-Debería ser obligatorio enseñar a todos los niños del mundo el mismo idioma.
-Se alzarían los nacionalistas. Saldrían a la calle con enormes pancartas. Ofrecerían sus vidas por el idioma, cada idioma, perdido.
-Nada existe, dirían los estructuralistas, más que el vehículo del concepto, que es la palabra, desprendida de la imaginación. ¿Sabe alguien si lo que ve coincide con lo que está viendo su vecino?
-Aún así, debería ser …
-¿Quién eres tú, necio, para decirnos a los demás lo que debería ser? ¿Quién puede asegurar que la humanidad del siglo, el milenio, el momento que viene, no será una yuxtaposición de personas libres, independientes, disociadas?
-¿Sociedad disociada dices? Un concepto excluye al otro.
-¿Puede sobrevivir sobre el planeta una persona sola?
-¿Cabe imaginar una sociedad más allá del hombre, o la mujer, con su complementario, respectivamente la mujer, o el hombre y sus hijos?
-¿Hasta cuándo son hijos un hijo o una hija? ¿Cuándo se convierten en hombre o mujer? ¿Cuándo se independizan? ¿Cuándo se licencian o se doctoran en la universidad, la profesión o el oficio? ¿Cuándo se completan con sus respectivos complementarios?
-Vuelvo a lo primera. Todos los niños …
-Desaparecerían los idiomas, su riqueza expresiva.
-A cambio y transcurrido cierto tiempo, todos podrían captar hasta el último semitono la más leve de las sutilezas de la comunicación interhumana.

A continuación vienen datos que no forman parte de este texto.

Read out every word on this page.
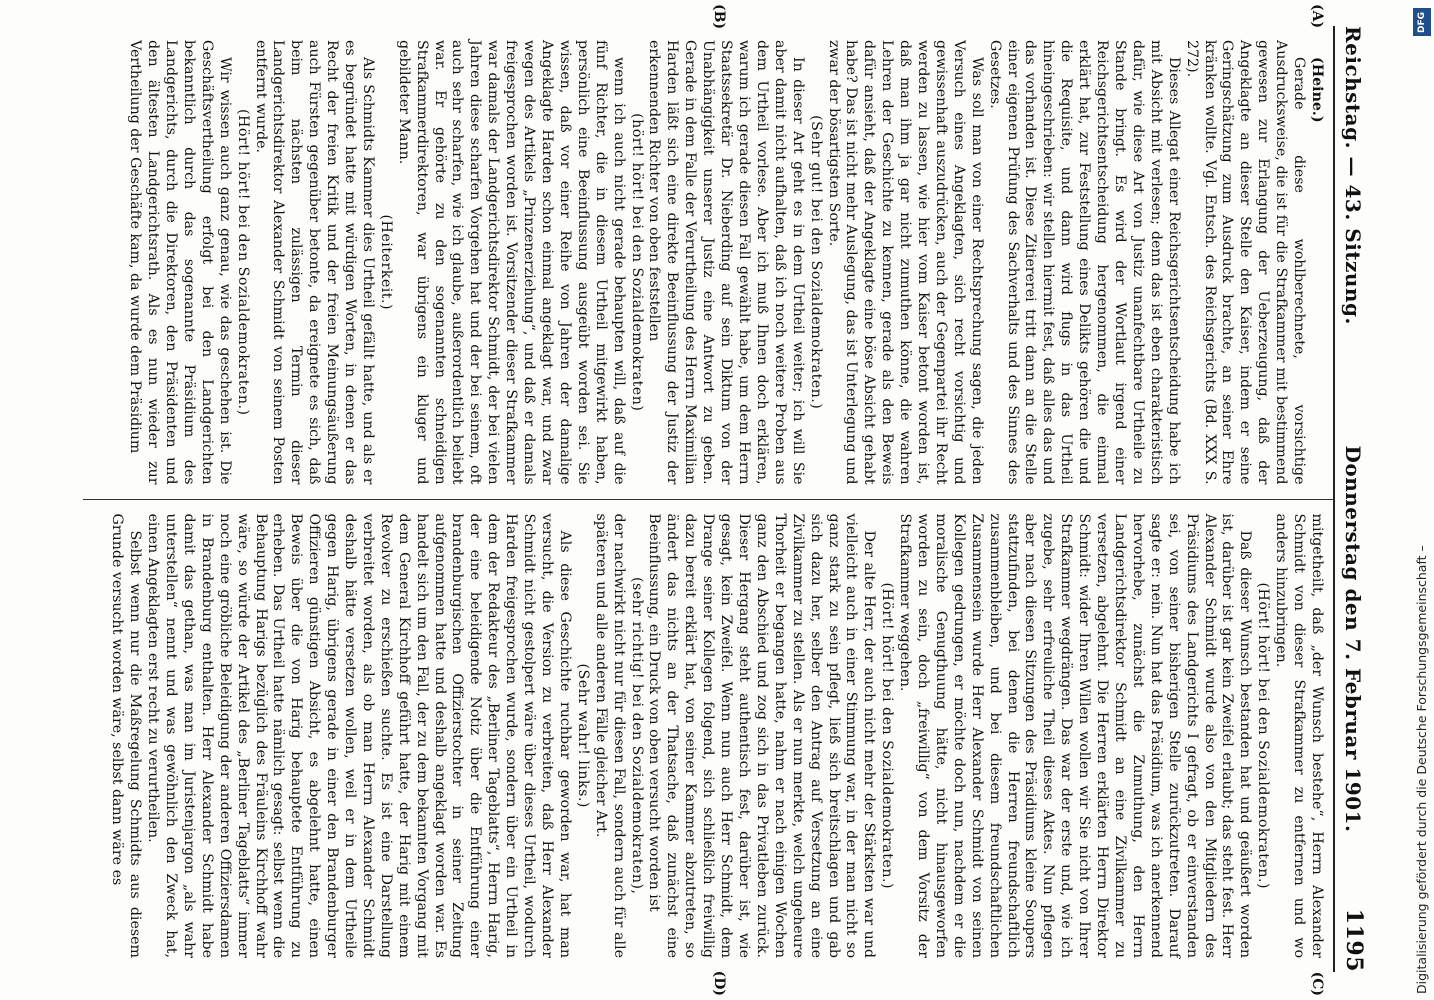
Reichstag. — 43. Sitzung.
Donnerstag den 7. Februar 1901.
1195
(A)
(B)

(Heine.)

Gerade diese wohlberechnete, vorsichtige Ausdrucksweise, die ist für die Strafkammer mit bestimmend gewesen zur Erlangung der Ueberzeugung, daß der Angeklagte an dieser Stelle den Kaiser, indem er seine Geringschätzung zum Ausdruck brachte, an seiner Ehre kränken wollte. Vgl. Entsch. des Reichsgerichts (Bd. XXX S. 272).

Dieses Allegat einer Reichsgerichtsentscheidung habe ich mit Absicht mit verlesen; denn das ist eben charakteristisch dafür, wie diese Art von Justiz unanfechtbare Urtheile zu Stande bringt. Es wird der Wortlaut irgend einer Reichsgerichtsentscheidung hergenommen, die einmal erklärt hat, zur Feststellung eines Delikts gehören die und die Requisite, und dann wird flugs in das Urtheil hineingeschrieben: wir stellen hiermit fest, daß alles das und das vorhanden ist. Diese Zitiererei tritt dann an die Stelle einer eigenen Prüfung des Sachverhalts und des Sinnes des Gesetzes.

Was soll man von einer Rechtsprechung sagen, die jeden Versuch eines Angeklagten, sich recht vorsichtig und gewissenhaft auszudrücken, auch der Gegenpartei ihr Recht werden zu lassen, wie hier vom Kaiser betont worden ist, daß man ihm ja gar nicht zumuthen könne, die wahren Lehren der Geschichte zu kennen, gerade als den Beweis dafür ansieht, daß der Angeklagte eine böse Absicht gehabt habe? Das ist nicht mehr Auslegung, das ist Unterlegung und zwar der bösartigsten Sorte.

(Sehr gut! bei den Sozialdemokraten.)

In dieser Art geht es in dem Urtheil weiter; ich will Sie aber damit nicht aufhalten, daß ich noch weitere Proben aus dem Urtheil vorlese. Aber ich muß Ihnen doch erklären, warum ich gerade diesen Fall gewählt habe, um dem Herrn Staatssekretär Dr. Nieberding auf sein Diktum von der Unabhängigkeit unserer Justiz eine Antwort zu geben. Gerade in dem Falle der Verurtheilung des Herrn Maximilian Harden läßt sich eine direkte Beeinflussung der Justiz der erkennenden Richter von oben feststellen

(hört! hört! bei den Sozialdemokraten)

wenn ich auch nicht gerade behaupten will, daß auf die fünf Richter, die in diesem Urtheil mitgewirkt haben, persönlich eine Beeinflussung ausgeübt worden sei. Sie wissen, daß vor einer Reihe von Jahren der damalige Angeklagte Harden schon einmal angeklagt war, und zwar wegen des Artikels „Prinzenerziehung“, und daß er damals freigesprochen worden ist. Vorsitzender dieser Strafkammer war damals der Landgerichtsdirektor Schmidt, der bei vielen Jahren diese scharfen Vorgehen hat und der bei seinem, oft auch sehr scharfen, wie ich glaube, außerordentlich beliebt war. Er gehörte zu den sogenannten schneidigen Strafkammerdirektoren, war übrigens ein kluger und gebildeter Mann.

(Heiterkeit.)

Als Schmidts Kammer dies Urtheil gefällt hatte, und als er es begründet hatte mit würdigen Worten, in denen er das Recht der freien Kritik und der freien Meinungsäußerung auch Fürsten gegenüber betonte, da ereignete es sich, daß beim nächsten zulässigen Termin dieser Landgerichtsdirektor Alexander Schmidt von seinem Posten entfernt wurde.

(Hört! hört! bei den Sozialdemokraten.)

Wir wissen auch ganz genau, wie das geschehen ist. Die Geschäftsvertheilung erfolgt bei den Landgerichten bekanntlich durch das sogenannte Präsidium des Landgerichts, durch die Direktoren, den Präsidenten und den ältesten Landgerichtsrath. Als es nun wieder zur Vertheilung der Geschäfte kam, da wurde dem Präsidium

(C)
(D)

mitgetheilt, daß „der Wunsch bestehe“, Herrn Alexander Schmidt von dieser Strafkammer zu entfernen und wo anders hinzubringen.

(Hört! hört! bei den Sozialdemokraten.)

Daß dieser Wunsch bestanden hat und geäußert worden ist, darüber ist gar kein Zweifel erlaubt; das steht fest. Herr Alexander Schmidt wurde also von den Mitgliedern des Präsidiums des Landgerichts I gefragt, ob er einverstanden sei, von seiner bisherigen Stelle zurückzutreten. Darauf sagte er: nein. Nun hat das Präsidium, was ich anerkennend hervorhebe, zunächst die Zumuthung, den Herrn Landgerichtsdirektor Schmidt an eine Zivilkammer zu versetzen, abgelehnt. Die Herren erklärten Herrn Direktor Schmidt: wider Ihren Willen wollen wir Sie nicht von Ihrer Strafkammer wegdrängen. Das war der erste und, wie ich zugebe, sehr erfreuliche Theil dieses Aktes. Nun pflegen aber nach diesen Sitzungen des Präsidiums kleine Soupers stattzufinden, bei denen die Herren freundschaftlich zusammenbleiben, und bei diesem freundschaftlichen Zusammensein wurde Herr Alexander Schmidt von seinen Kollegen gedrungen, er möchte doch nun, nachdem er die moralische Genugthuung hätte, nicht hinausgeworfen worden zu sein, doch „freiwillig“ von dem Vorsitz der Strafkammer weggehen.

(Hört! hört! bei den Sozialdemokraten.)

Der alte Herr, der auch nicht mehr der Stärksten war und vielleicht auch in einer Stimmung war, in der man nicht so ganz stark zu sein pflegt, ließ sich breitschlagen und gab sich dazu her, selber den Antrag auf Versetzung an eine Zivilkammer zu stellen. Als er nun merkte, welch ungeheure Thorheit er begangen hatte, nahm er nach einigen Wochen ganz den Abschied und zog sich in das Privatleben zurück. Dieser Hergang steht authentisch fest, darüber ist, wie gesagt, kein Zweifel. Wenn nun auch Herr Schmidt, dem Drange seiner Kollegen folgend, sich schließlich freiwillig dazu bereit erklärt hat, von seiner Kammer abzutreten, so ändert das nichts an der Thatsache, daß zunächst eine Beeinflussung, ein Druck von oben versucht worden ist

(sehr richtig! bei den Sozialdemokraten),

der nachwirkt nicht nur für diesen Fall, sondern auch für alle späteren und alle anderen Fälle gleicher Art.

(Sehr wahr! links.)

Als diese Geschichte ruchbar geworden war, hat man versucht, die Version zu verbreiten, daß Herr Alexander Schmidt nicht gestolpert wäre über dieses Urtheil, wodurch Harden freigesprochen wurde, sondern über ein Urtheil in dem der Redakteur des „Berliner Tageblatts“, Herrn Harig, der eine beleidigende Notiz über die Entführung einer brandenburgischen Offizierstochter in seiner Zeitung aufgenommen hatte und deshalb angeklagt worden war. Es handelt sich um den Fall, der zu dem bekannten Vorgang mit dem General Kirchhoff geführt hatte, der Harig mit einem Revolver zu erschießen suchte. Es ist eine Darstellung verbreitet worden, als ob man Herrn Alexander Schmidt deshalb hätte versetzen wollen, weil er in dem Urtheile gegen Harig, übrigens gerade in einer den Brandenburger Offizieren günstigen Absicht, es abgelehnt hatte, einen Beweis über die von Harig behauptete Entführung zu erheben. Das Urtheil hatte nämlich gesagt: selbst wenn die Behauptung Harigs bezüglich des Fräuleins Kirchhoff wahr wäre, so würde der Artikel des „Berliner Tageblatts“ immer noch eine gröbliche Beleidigung der anderen Offiziersdamen in Brandenburg enthalten. Herr Alexander Schmidt habe damit das gethan, was man im Juristenjargon „als wahr unterstellen“ nennt und was gewöhnlich den Zweck hat, einen Angeklagten erst recht zu verurtheilen.

Selbst wenn nur die Maßregelung Schmidts aus diesem Grunde versucht worden wäre, selbst dann wäre es	Digitalisierung gefördert durch die Deutsche Forschungsgemeinschaft –
DFG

Era una tarde de principios de otoño, érase una tertulia alrededor de platos y tazas vacíos. Voces amigas flotando entre ideas inacabadas, proposiciones absurdas, sinsentidos ingeniosos. El camarero había leído a Proust –es como perderse en una pesadilla de ideas, decía-, pero había dos libros en la biblioteca de su barrio con los que no había podido, según él: El Capital, de Marx y El Paraíso perdido, de Milton. Hace mucho, Era un camarero ya muy mayor para nuestra mirada casi adolescente. Recuerdo que cuando cayó en mis manos la primera traducción del Ulises de Joyce me pregunté si viviría aún y si habría “podido” con él.
Hace poco, el miércoles, pasé por delante del viejo café de una calle madrileña. Resistí la tentación de entrar y correr el riesgo de encontrarme por algún rincón mal barrido alguna palabra de entonces, como una hoja seca tal vez pisoteada sin el menor miramiento.